UK television and radio gardening personalities were brought over annually to give advice and practical gardening tips to our local gardeners.
Well-known floral experts such as Sarah Raven, Carol Klein, Tim Smit of the Eden Project, Jekka McVicar and specialists from the London Physic Garden gave talks and the Blue Peter Gardener and Dick Strawbridge visited our local schools.
Lectures and demonstrations were given on floral painting and cane weaving and all of these were attended by local gardeners.
The Parks and Gardens Department introduced splendid floral displays along the Town seafront, the Weighbridge roundabout and St Sampson's Harbour. Shops in St Peter Port were encouraged to display hanging baskets.
Two one-week Floral Festivals were organised in spring and summer when certain gardens were opened to the public, guided walks, talks and guided visits to gardens in Jersey, Sark, Herm and St. Malo were organised.

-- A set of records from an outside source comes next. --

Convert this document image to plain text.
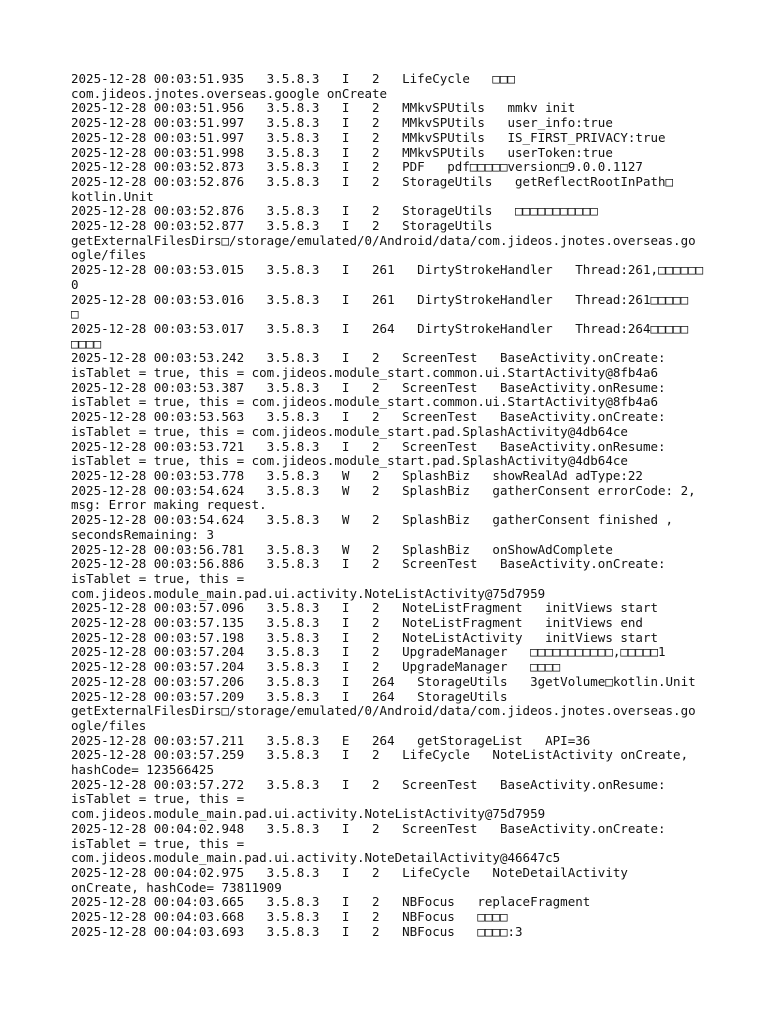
2025-12-28 00:03:51.935   3.5.8.3   I   2   LifeCycle   □□□
com.jideos.jnotes.overseas.google onCreate
2025-12-28 00:03:51.956   3.5.8.3   I   2   MMkvSPUtils   mmkv init
2025-12-28 00:03:51.997   3.5.8.3   I   2   MMkvSPUtils   user_info:true
2025-12-28 00:03:51.997   3.5.8.3   I   2   MMkvSPUtils   IS_FIRST_PRIVACY:true
2025-12-28 00:03:51.998   3.5.8.3   I   2   MMkvSPUtils   userToken:true
2025-12-28 00:03:52.873   3.5.8.3   I   2   PDF   pdf□□□□□version□9.0.0.1127
2025-12-28 00:03:52.876   3.5.8.3   I   2   StorageUtils   getReflectRootInPath□
kotlin.Unit
2025-12-28 00:03:52.876   3.5.8.3   I   2   StorageUtils   □□□□□□□□□□□
2025-12-28 00:03:52.877   3.5.8.3   I   2   StorageUtils
getExternalFilesDirs□/storage/emulated/0/Android/data/com.jideos.jnotes.overseas.go
ogle/files
2025-12-28 00:03:53.015   3.5.8.3   I   261   DirtyStrokeHandler   Thread:261,□□□□□□
0
2025-12-28 00:03:53.016   3.5.8.3   I   261   DirtyStrokeHandler   Thread:261□□□□□
□
2025-12-28 00:03:53.017   3.5.8.3   I   264   DirtyStrokeHandler   Thread:264□□□□□
□□□□
2025-12-28 00:03:53.242   3.5.8.3   I   2   ScreenTest   BaseActivity.onCreate:
isTablet = true, this = com.jideos.module_start.common.ui.StartActivity@8fb4a6
2025-12-28 00:03:53.387   3.5.8.3   I   2   ScreenTest   BaseActivity.onResume:
isTablet = true, this = com.jideos.module_start.common.ui.StartActivity@8fb4a6
2025-12-28 00:03:53.563   3.5.8.3   I   2   ScreenTest   BaseActivity.onCreate:
isTablet = true, this = com.jideos.module_start.pad.SplashActivity@4db64ce
2025-12-28 00:03:53.721   3.5.8.3   I   2   ScreenTest   BaseActivity.onResume:
isTablet = true, this = com.jideos.module_start.pad.SplashActivity@4db64ce
2025-12-28 00:03:53.778   3.5.8.3   W   2   SplashBiz   showRealAd adType:22
2025-12-28 00:03:54.624   3.5.8.3   W   2   SplashBiz   gatherConsent errorCode: 2,
msg: Error making request.
2025-12-28 00:03:54.624   3.5.8.3   W   2   SplashBiz   gatherConsent finished ,
secondsRemaining: 3
2025-12-28 00:03:56.781   3.5.8.3   W   2   SplashBiz   onShowAdComplete
2025-12-28 00:03:56.886   3.5.8.3   I   2   ScreenTest   BaseActivity.onCreate:
isTablet = true, this =
com.jideos.module_main.pad.ui.activity.NoteListActivity@75d7959
2025-12-28 00:03:57.096   3.5.8.3   I   2   NoteListFragment   initViews start
2025-12-28 00:03:57.135   3.5.8.3   I   2   NoteListFragment   initViews end
2025-12-28 00:03:57.198   3.5.8.3   I   2   NoteListActivity   initViews start
2025-12-28 00:03:57.204   3.5.8.3   I   2   UpgradeManager   □□□□□□□□□□□,□□□□□1
2025-12-28 00:03:57.204   3.5.8.3   I   2   UpgradeManager   □□□□
2025-12-28 00:03:57.206   3.5.8.3   I   264   StorageUtils   3getVolume□kotlin.Unit
2025-12-28 00:03:57.209   3.5.8.3   I   264   StorageUtils
getExternalFilesDirs□/storage/emulated/0/Android/data/com.jideos.jnotes.overseas.go
ogle/files
2025-12-28 00:03:57.211   3.5.8.3   E   264   getStorageList   API=36
2025-12-28 00:03:57.259   3.5.8.3   I   2   LifeCycle   NoteListActivity onCreate,
hashCode= 123566425
2025-12-28 00:03:57.272   3.5.8.3   I   2   ScreenTest   BaseActivity.onResume:
isTablet = true, this =
com.jideos.module_main.pad.ui.activity.NoteListActivity@75d7959
2025-12-28 00:04:02.948   3.5.8.3   I   2   ScreenTest   BaseActivity.onCreate:
isTablet = true, this =
com.jideos.module_main.pad.ui.activity.NoteDetailActivity@46647c5
2025-12-28 00:04:02.975   3.5.8.3   I   2   LifeCycle   NoteDetailActivity
onCreate, hashCode= 73811909
2025-12-28 00:04:03.665   3.5.8.3   I   2   NBFocus   replaceFragment
2025-12-28 00:04:03.668   3.5.8.3   I   2   NBFocus   □□□□
2025-12-28 00:04:03.693   3.5.8.3   I   2   NBFocus   □□□□:3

The Tourist Board produced a comprehensive Floral Calendar and promoted Floral Guernsey by taking exhibition space at the Chelsea, Hampton Court, Harrogate, Shrewsbury and Southport Flower shows at which we won a number of gold awards and distributed visitor information.
The first Floral Guernsey Show took place at Cambridge Park in June 1996, four years after the creation of the Floral initiative and attracted 12,000 visitors.
Floral Guernsey will soon be celebrating its 25th anniversary and its undoubted success is due largely to the tremendous enthusiasm and hours of tending floral displays that has been given by the parish communities over those past years and rewarded by their successes in the Britain in Bloom Competition.
Hardly an invisible initiative and all under the Floral Guernsey banner.
EVAN OZANNE,
First Floral Guernsey Coordinator and former Deputy Director, Guernsey Tourist Board.